Evaluating screw-shaft pile composite foundations in round Gravelly soil: A study using model tests and numerical simulations

Abstract

Screw-shaft piles have seen extensive adoption in construction and railroad engineering, due to their superior enhanced bearing capacity and cost-effectiveness. While monopiles have been thoroughly examined, composite foundations that include screw-shaft piles have not been studied as extensively. Proper determination of geometric parameters for both the piles and the cushion is a critical aspect of successful design. This paper introduces a comprehensive examination that merges indoor experiments with numerical simulations, aiming to evaluate the bearing capacity, settlement characteristics, and force characteristics of screw-shaft piles under a variety of conditions.
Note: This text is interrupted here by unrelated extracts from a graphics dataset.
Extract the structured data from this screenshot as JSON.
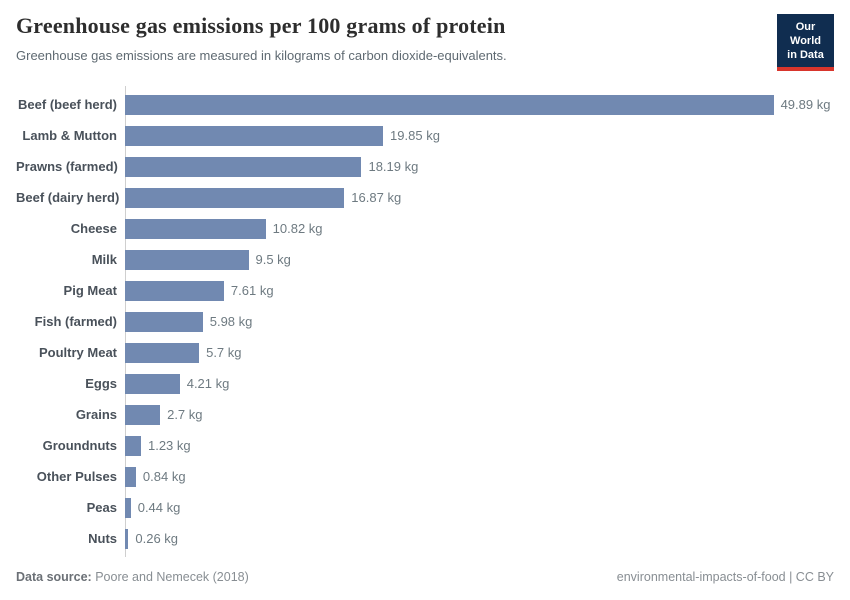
{
  "header": {
    "title": "Greenhouse gas emissions per 100 grams of protein",
    "subtitle": "Greenhouse gas emissions are measured in kilograms of carbon dioxide-equivalents.",
    "logo": {
      "line1": "Our World",
      "line2": "in Data"
    }
  },
  "chart_data": {
    "type": "bar",
    "orientation": "horizontal",
    "title": "Greenhouse gas emissions per 100 grams of protein",
    "subtitle": "Greenhouse gas emissions are measured in kilograms of carbon dioxide-equivalents.",
    "categories": [
      "Beef (beef herd)",
      "Lamb & Mutton",
      "Prawns (farmed)",
      "Beef (dairy herd)",
      "Cheese",
      "Milk",
      "Pig Meat",
      "Fish (farmed)",
      "Poultry Meat",
      "Eggs",
      "Grains",
      "Groundnuts",
      "Other Pulses",
      "Peas",
      "Nuts"
    ],
    "values": [
      49.89,
      19.85,
      18.19,
      16.87,
      10.82,
      9.5,
      7.61,
      5.98,
      5.7,
      4.21,
      2.7,
      1.23,
      0.84,
      0.44,
      0.26
    ],
    "value_labels": [
      "49.89 kg",
      "19.85 kg",
      "18.19 kg",
      "16.87 kg",
      "10.82 kg",
      "9.5 kg",
      "7.61 kg",
      "5.98 kg",
      "5.7 kg",
      "4.21 kg",
      "2.7 kg",
      "1.23 kg",
      "0.84 kg",
      "0.44 kg",
      "0.26 kg"
    ],
    "unit": "kg",
    "xlim": [
      0,
      50
    ],
    "grid": false,
    "legend": "none",
    "bar_color": "#7189b1"
  },
  "footer": {
    "source_label": "Data source:",
    "source_value": "Poore and Nemecek (2018)",
    "right_text": "environmental-impacts-of-food | CC BY"
  },
  "colors": {
    "bar": "#7189b1",
    "logo_background": "#102d50",
    "logo_accent": "#d8352c",
    "axis_line": "#cfcfcf"
  }
}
This study scrutinizes key components, such as root diameter, pitch, cushion modulus, and the threaded portion's proportion. The research outcomes offer crucial insights for optimizing the design parameters of screw-shaft pile composite foundations. The results indicate that the side resistance of screw-shaft piles initially increases with the threaded section's length, stabilizing at an optimal length of approximately 0.44–0.55 times the pile length (L). Furthermore, although decreasing the pitch improves bearing capacity, it also introduces variations in pile material usage, with optimal bearing performance noted at a pitch approximately equal to the diameter (D). Moreover, screw-shaft piles with thread widths ranging between 0.58D and 0.67D show a significant decrease in stress concentrations, approximately 22 % less than those with a width of 0.5D. By setting the cushion modulus within the 40 MPa–60 MPa range, reduced settlement and optimal pile-soil stress ratios were achieved. These research outcomes provide critical insights into optimizing screw-shaft pile composite foundation design parameters, serving as valuable guidance for designers and engineers in diverse civil engineering projects.